Teaming up with Sony, the developers of 'Diablo III: Ultimate Evil Edition' have also included some exclusive content in the form of a Nephalem Rift inspired by the creatures that inhabited the world of 'The Last of Us', as well as a larger-than-life acquired armor set based specifically on the ever popular 'Shadow of the Colossus'. They are a nice touch, albeit not altogether necessary, and a warranted nod to some of Sony's more beloved games – both new and old.
Finally, as much fun as I'm having playing 'Diablo III: Ultimate Evil Edition' with my son in couch co-op, it would be unjust not to mention the incredible visual flare the game offers. Much more than a simple port to the current gen console, 'Diablo III' delivers visuals that are quite often jaw dropping. Whether in the expansive outdoors, fighting your way through hordes of creatures while the heavens above rain down upon you, or in the deepest dungeon whose only source of light are sporadic torches and unattended fires, 'Diablo III' is stunningly beautiful. What's even more impressive is the consistently solid frame rate. Locked in at 60 fps, there is nary a hiccup, stutter, or tear, regardless of the number of creatures on screen or intensity of battle. 'Diablo III: Ultimate Evil Edition' delivers a true next gen experience and is simply the smoothest running game I've had the pleasure in playing.
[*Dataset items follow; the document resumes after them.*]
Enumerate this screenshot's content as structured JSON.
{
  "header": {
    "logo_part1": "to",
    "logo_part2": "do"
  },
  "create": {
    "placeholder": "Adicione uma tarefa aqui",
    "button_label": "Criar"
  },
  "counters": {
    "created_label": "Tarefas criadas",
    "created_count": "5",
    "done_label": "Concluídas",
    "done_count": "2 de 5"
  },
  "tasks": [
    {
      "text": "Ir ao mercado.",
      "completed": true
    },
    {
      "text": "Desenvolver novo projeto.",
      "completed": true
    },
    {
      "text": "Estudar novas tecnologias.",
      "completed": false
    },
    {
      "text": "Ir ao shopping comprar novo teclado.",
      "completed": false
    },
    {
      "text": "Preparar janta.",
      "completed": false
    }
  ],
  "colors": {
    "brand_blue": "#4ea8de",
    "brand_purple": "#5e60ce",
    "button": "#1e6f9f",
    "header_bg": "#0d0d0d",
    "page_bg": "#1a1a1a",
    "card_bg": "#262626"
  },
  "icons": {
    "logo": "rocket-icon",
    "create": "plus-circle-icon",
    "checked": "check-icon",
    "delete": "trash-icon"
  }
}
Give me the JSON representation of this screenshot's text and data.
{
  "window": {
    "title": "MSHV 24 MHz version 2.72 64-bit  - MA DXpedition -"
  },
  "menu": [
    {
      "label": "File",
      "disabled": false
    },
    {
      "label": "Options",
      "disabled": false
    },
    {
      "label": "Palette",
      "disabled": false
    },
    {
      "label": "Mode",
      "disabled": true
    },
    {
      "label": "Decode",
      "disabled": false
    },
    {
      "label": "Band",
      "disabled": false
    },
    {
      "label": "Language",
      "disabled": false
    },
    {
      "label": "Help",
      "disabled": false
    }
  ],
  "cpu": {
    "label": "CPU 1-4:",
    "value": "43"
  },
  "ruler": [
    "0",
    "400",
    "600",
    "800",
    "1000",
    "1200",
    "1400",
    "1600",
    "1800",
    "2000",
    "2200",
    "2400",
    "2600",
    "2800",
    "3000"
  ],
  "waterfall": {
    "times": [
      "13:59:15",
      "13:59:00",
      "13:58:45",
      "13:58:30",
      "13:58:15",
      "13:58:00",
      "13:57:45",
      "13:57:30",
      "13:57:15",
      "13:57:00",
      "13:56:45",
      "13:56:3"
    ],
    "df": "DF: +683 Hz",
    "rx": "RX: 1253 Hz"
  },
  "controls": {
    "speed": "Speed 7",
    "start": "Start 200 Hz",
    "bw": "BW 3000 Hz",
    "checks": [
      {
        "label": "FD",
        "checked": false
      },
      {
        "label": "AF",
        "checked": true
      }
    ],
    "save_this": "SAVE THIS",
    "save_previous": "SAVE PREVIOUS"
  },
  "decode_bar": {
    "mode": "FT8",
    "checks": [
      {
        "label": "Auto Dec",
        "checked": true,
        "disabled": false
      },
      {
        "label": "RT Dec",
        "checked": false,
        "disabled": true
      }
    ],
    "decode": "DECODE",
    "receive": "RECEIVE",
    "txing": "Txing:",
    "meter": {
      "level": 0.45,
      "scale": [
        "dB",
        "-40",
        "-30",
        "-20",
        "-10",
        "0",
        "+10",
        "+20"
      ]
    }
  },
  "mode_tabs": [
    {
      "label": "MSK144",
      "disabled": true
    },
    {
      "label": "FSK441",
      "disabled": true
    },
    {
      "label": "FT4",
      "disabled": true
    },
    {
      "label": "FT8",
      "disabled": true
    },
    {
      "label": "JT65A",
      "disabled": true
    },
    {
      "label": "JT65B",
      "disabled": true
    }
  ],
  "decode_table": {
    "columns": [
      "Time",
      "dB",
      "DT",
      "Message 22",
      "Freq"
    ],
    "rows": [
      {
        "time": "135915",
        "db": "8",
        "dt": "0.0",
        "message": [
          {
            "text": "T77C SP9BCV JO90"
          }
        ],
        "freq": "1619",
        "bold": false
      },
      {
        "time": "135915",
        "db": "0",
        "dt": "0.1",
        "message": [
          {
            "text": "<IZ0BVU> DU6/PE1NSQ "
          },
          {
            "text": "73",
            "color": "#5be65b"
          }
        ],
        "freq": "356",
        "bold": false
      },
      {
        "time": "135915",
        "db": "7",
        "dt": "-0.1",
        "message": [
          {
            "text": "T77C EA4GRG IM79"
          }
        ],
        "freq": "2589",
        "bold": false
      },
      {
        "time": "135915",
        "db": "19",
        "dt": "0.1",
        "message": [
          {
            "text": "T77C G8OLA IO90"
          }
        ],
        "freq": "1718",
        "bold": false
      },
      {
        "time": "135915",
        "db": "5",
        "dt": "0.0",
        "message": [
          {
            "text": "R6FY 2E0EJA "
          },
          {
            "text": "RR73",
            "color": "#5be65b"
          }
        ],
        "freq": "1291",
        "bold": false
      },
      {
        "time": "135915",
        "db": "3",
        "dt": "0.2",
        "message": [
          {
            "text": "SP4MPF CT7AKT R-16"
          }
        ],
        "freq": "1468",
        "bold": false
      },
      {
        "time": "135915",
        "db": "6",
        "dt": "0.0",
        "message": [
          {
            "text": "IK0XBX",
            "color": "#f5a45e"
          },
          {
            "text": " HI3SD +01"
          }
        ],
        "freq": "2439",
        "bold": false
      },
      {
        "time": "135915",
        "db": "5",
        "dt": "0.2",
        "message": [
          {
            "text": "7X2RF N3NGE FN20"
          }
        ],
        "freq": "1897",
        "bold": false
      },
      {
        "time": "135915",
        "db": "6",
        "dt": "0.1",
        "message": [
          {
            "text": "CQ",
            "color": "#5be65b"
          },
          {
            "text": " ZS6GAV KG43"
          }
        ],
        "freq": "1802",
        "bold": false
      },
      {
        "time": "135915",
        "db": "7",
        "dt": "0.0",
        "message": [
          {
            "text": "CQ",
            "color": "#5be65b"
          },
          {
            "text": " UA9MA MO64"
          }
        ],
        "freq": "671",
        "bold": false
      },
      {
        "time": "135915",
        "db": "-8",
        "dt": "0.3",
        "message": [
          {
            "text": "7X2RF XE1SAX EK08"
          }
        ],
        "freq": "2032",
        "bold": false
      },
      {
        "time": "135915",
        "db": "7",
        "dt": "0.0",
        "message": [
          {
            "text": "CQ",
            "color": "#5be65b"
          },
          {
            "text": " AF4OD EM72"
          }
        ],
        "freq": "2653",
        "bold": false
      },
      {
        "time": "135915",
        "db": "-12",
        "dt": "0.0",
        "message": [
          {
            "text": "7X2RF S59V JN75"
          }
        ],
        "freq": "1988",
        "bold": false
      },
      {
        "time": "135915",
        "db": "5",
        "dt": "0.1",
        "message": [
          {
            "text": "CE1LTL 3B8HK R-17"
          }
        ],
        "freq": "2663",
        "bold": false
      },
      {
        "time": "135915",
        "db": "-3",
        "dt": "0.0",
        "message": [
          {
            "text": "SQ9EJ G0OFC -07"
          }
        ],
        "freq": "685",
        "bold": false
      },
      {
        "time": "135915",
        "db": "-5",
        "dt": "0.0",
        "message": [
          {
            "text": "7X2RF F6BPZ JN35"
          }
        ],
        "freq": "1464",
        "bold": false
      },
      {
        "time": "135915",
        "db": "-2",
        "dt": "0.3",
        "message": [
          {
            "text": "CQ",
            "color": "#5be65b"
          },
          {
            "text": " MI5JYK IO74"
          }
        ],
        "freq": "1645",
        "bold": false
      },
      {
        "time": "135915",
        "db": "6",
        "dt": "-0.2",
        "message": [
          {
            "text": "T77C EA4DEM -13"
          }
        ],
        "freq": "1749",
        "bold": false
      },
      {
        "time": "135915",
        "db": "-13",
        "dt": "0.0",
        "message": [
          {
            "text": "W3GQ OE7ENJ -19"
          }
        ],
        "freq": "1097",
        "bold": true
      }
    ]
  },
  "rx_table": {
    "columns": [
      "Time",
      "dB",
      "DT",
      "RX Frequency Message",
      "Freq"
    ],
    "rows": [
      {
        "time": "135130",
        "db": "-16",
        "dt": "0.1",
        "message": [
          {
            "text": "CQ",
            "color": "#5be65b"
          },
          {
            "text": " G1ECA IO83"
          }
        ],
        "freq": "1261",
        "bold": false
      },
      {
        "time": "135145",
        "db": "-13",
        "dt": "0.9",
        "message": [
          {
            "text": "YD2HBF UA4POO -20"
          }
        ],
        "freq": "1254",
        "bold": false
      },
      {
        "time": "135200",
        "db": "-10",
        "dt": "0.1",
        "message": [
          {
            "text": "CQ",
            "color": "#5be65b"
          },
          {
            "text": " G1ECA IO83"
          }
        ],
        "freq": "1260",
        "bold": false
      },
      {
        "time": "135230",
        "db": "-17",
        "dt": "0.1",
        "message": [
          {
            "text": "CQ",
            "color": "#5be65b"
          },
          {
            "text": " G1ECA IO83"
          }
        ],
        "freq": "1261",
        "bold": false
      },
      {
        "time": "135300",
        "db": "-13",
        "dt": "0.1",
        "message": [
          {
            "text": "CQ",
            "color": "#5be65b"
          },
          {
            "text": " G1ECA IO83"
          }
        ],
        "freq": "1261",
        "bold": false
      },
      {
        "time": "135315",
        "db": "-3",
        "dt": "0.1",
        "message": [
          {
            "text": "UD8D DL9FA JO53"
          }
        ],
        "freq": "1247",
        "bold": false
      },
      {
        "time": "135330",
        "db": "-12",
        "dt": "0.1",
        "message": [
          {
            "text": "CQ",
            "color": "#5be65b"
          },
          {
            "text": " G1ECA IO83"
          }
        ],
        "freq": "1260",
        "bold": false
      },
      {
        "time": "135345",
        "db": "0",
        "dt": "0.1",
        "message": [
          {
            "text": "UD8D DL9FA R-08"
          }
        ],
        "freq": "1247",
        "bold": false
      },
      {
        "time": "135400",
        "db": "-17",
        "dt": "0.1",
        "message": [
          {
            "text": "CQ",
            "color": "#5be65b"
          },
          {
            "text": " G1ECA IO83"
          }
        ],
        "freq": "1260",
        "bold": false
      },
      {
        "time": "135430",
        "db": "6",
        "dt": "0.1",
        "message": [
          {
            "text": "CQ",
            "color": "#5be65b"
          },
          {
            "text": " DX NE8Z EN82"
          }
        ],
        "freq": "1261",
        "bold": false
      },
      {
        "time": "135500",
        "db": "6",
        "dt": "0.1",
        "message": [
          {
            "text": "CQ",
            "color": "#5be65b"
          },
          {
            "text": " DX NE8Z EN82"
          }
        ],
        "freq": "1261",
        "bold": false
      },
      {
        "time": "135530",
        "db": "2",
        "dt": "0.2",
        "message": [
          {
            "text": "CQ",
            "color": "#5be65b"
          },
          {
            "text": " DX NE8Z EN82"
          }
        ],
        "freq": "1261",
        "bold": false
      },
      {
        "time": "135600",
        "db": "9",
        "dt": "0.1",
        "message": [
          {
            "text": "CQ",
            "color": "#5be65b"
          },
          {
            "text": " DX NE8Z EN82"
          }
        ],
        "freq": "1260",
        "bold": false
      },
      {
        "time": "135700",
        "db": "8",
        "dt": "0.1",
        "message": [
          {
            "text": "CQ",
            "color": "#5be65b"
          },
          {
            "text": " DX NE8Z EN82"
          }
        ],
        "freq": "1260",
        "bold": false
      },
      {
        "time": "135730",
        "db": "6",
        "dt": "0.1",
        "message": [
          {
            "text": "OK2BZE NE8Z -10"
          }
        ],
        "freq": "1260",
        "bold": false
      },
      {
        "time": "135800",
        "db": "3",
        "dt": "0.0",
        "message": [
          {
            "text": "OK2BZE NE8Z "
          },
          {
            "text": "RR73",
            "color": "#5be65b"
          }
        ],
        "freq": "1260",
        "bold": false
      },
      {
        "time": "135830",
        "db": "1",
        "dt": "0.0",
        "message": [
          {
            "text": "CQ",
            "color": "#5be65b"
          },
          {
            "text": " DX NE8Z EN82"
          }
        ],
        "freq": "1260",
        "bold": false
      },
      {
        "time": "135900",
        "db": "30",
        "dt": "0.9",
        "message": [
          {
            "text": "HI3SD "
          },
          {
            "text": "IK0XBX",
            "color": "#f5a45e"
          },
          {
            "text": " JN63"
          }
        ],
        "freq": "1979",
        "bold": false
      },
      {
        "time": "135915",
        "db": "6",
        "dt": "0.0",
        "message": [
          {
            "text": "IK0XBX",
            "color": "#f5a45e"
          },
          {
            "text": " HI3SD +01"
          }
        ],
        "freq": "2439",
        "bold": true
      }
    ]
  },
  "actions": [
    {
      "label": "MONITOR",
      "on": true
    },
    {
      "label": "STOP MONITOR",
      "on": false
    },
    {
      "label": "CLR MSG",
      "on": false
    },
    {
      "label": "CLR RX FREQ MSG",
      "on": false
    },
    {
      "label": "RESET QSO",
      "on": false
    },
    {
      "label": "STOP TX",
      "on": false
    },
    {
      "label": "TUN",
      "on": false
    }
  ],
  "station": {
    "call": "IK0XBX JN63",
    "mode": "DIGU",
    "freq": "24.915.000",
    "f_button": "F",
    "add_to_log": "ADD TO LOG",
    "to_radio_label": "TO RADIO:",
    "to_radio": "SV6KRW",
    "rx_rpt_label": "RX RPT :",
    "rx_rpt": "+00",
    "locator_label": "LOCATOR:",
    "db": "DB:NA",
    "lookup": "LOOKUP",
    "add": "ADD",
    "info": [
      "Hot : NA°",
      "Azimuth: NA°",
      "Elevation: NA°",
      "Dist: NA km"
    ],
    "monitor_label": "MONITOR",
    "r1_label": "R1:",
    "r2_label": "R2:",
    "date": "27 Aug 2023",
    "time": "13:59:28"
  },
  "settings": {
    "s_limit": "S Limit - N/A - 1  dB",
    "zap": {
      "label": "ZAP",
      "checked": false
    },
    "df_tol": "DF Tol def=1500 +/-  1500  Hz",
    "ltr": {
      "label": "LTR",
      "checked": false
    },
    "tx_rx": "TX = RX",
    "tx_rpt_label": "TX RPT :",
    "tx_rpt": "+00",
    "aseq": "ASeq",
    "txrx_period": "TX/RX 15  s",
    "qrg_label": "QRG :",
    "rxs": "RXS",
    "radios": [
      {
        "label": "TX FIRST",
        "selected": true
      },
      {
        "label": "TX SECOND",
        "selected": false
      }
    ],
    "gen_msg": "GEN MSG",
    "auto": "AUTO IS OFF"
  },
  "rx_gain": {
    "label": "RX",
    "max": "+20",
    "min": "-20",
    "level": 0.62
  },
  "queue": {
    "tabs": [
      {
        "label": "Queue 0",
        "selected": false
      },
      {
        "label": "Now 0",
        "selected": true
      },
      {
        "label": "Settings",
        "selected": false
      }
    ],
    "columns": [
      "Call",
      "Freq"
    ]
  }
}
While the wait to finally get my hands on 'Diablo III' may have felt like an eternity, I could not be happier with my decision to hold out for this truly Ultimate edition. Fans of the franchise that may have already completed the game still have reason to continue playing it on the PlayStation 4. Importing your previous character (and appropriate level) is a seamless option and one that I whole-heartedly suggest. Surprisingly, 'Diablo III: Ultimate Evil Edition' feels like the first true next gen game that I've experienced. More than just a pretty face, its design, features, and updates are what I have been waiting on since the PlayStation 4 was first released.
Well done, Blizzard Entertainment. Well done.